• Introduction

    Pituitary adenomas are benign lesions comprising 10-15% of all intracranial tumours. Approximately 25% of all pituitary adenomas are clinically nonfunctioning (NFA). An incidence of 10 cases per million per year of NFAs is estimated1. Most patients present with symptoms at middle age, because of slow growth and absence of symptoms of hormonal hypersecretion2. This explains why NFAs are frequently macroadenomas with extension outside the sellar region.
    As NFAs usually present with signs resulting from local mass effect, such as bitemporal hemianopsia, decreased visual acuity, and hypopituitarism, whereas patients quality of life may be impaired.
    In contrast to other pituitary adenomas such as prolactinoma and growth hormone secreting adenomas, NFAs in general do not respond well to medical treatment3. Therefore, the treatment of choice is either transsphenoidal or transcranial surgery, aiming at complete tumour removal or decompression of surrounding structures only. Because of the invasive character of larger pituitary adenomas, with infiltration of the neighbouring structures such as arachnoid membrane, dura, sinus cavernosus and the skull base, complete surgical removal is frequently not achieved4.

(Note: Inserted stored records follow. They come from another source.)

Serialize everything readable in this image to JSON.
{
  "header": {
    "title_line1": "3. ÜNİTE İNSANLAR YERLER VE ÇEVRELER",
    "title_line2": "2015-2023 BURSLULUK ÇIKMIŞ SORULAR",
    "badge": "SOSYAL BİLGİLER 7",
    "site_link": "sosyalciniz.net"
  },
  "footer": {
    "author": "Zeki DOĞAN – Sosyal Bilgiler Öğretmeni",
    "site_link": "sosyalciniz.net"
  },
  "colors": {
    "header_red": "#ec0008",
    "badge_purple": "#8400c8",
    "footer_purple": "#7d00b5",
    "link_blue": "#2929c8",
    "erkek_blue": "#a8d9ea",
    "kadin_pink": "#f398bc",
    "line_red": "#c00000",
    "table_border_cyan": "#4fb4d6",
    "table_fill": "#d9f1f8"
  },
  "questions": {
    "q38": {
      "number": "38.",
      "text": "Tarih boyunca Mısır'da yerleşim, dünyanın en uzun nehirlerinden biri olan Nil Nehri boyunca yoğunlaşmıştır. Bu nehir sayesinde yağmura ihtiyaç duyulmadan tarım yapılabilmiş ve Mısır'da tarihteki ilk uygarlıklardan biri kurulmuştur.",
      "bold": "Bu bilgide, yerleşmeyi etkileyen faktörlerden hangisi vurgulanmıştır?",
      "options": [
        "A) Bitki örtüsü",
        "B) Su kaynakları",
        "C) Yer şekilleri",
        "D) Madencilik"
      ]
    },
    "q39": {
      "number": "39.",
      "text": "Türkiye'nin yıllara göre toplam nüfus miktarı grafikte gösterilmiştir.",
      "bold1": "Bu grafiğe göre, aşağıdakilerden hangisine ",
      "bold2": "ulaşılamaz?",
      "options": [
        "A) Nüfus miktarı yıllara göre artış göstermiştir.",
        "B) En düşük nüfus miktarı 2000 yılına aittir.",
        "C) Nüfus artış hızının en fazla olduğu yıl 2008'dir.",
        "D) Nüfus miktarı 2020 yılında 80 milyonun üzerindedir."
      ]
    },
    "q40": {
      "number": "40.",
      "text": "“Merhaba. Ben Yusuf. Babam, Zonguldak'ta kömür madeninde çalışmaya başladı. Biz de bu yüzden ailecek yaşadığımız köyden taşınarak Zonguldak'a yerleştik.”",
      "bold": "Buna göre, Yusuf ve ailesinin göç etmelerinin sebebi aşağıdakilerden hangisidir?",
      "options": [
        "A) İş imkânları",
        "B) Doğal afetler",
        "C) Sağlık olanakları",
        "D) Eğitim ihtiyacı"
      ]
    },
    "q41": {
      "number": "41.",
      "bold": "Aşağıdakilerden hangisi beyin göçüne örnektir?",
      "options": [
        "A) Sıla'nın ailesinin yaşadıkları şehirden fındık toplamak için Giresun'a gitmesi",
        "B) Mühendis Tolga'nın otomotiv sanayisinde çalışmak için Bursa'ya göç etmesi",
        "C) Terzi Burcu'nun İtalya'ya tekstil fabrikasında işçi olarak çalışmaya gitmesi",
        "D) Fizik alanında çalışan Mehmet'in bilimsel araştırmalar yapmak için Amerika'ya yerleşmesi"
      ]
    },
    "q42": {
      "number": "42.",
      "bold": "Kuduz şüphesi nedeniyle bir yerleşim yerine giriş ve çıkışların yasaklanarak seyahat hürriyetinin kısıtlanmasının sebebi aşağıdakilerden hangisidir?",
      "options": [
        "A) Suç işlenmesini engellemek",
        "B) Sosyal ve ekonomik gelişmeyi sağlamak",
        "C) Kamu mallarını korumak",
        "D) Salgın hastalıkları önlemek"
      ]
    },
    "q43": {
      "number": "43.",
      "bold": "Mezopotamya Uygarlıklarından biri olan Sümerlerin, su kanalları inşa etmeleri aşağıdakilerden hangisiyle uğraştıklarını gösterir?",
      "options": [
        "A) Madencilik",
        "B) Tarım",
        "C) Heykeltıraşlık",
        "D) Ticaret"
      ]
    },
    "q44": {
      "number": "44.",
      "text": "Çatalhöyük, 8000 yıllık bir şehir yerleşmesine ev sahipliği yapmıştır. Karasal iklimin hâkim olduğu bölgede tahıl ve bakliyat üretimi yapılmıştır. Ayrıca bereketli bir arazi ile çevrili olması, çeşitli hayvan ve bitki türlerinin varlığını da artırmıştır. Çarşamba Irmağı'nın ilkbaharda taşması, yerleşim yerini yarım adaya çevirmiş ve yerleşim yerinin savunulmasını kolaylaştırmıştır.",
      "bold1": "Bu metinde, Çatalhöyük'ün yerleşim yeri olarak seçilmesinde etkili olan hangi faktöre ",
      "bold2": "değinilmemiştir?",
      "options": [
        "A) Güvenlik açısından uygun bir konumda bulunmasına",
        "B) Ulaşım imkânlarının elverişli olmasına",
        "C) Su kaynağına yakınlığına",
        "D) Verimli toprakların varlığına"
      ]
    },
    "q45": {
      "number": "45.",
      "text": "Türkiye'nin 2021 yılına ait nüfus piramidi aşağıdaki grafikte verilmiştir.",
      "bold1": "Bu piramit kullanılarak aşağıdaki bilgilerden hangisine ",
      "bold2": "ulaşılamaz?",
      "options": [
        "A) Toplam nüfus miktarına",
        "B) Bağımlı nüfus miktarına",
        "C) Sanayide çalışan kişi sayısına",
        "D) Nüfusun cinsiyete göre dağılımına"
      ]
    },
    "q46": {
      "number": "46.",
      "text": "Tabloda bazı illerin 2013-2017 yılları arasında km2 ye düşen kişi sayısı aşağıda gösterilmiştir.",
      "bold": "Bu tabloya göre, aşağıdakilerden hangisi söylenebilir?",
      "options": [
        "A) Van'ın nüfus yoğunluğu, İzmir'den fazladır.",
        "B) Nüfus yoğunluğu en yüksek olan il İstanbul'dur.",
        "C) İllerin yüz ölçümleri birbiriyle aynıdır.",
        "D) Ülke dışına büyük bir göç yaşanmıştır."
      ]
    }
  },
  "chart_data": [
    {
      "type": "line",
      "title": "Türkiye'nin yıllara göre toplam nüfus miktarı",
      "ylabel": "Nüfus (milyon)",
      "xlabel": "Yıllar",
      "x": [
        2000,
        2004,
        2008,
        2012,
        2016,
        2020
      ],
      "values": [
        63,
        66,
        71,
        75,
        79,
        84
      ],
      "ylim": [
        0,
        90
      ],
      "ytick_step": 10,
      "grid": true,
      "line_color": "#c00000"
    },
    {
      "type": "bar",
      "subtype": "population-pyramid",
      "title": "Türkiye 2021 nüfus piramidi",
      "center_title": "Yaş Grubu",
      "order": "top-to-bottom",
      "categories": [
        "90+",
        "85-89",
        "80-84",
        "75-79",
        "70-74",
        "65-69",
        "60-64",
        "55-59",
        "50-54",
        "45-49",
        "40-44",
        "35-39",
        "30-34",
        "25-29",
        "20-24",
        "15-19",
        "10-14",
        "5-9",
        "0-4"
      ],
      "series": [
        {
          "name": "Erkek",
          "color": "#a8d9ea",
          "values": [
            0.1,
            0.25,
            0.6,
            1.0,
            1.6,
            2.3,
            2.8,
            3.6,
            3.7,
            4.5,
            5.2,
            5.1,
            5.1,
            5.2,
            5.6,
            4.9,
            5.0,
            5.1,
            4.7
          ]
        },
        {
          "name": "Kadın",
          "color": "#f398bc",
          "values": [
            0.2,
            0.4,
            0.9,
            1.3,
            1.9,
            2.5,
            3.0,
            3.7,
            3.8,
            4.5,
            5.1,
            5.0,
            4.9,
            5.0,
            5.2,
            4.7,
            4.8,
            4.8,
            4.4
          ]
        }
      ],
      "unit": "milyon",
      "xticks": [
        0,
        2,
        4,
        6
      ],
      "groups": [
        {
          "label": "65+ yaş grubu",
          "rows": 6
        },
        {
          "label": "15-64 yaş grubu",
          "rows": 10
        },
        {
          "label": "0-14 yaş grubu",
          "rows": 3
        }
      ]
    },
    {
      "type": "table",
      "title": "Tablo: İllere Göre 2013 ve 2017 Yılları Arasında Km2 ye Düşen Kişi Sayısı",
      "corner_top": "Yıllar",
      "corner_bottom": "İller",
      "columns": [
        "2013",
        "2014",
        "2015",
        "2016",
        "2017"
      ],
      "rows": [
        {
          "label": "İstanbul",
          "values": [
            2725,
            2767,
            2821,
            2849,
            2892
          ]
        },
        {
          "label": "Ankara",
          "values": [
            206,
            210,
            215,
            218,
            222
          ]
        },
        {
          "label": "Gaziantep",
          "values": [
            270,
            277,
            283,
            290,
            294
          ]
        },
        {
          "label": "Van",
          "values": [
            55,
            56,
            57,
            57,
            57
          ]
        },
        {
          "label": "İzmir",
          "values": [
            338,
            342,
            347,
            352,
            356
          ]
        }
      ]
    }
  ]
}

    Recent studies show a higher progression free survival rate for surgery plus adjuvant radiotherapy compared to surgery alone in patients with residual postoperative NFA5,6.
    More frequent anterior pituitary dysfunction7, radiation optic neuropathy8, cerebrovascular disease913, and the induction of secondary tumors14,15 are proposed to be adverse sequelae of radiotherapy.
    This cohort study was initiated to evaluate the role of radiotherapy on local control in perspective to the need for hormonal substitution therapy, other potential side effects, and life expectancy in patients with NFAs.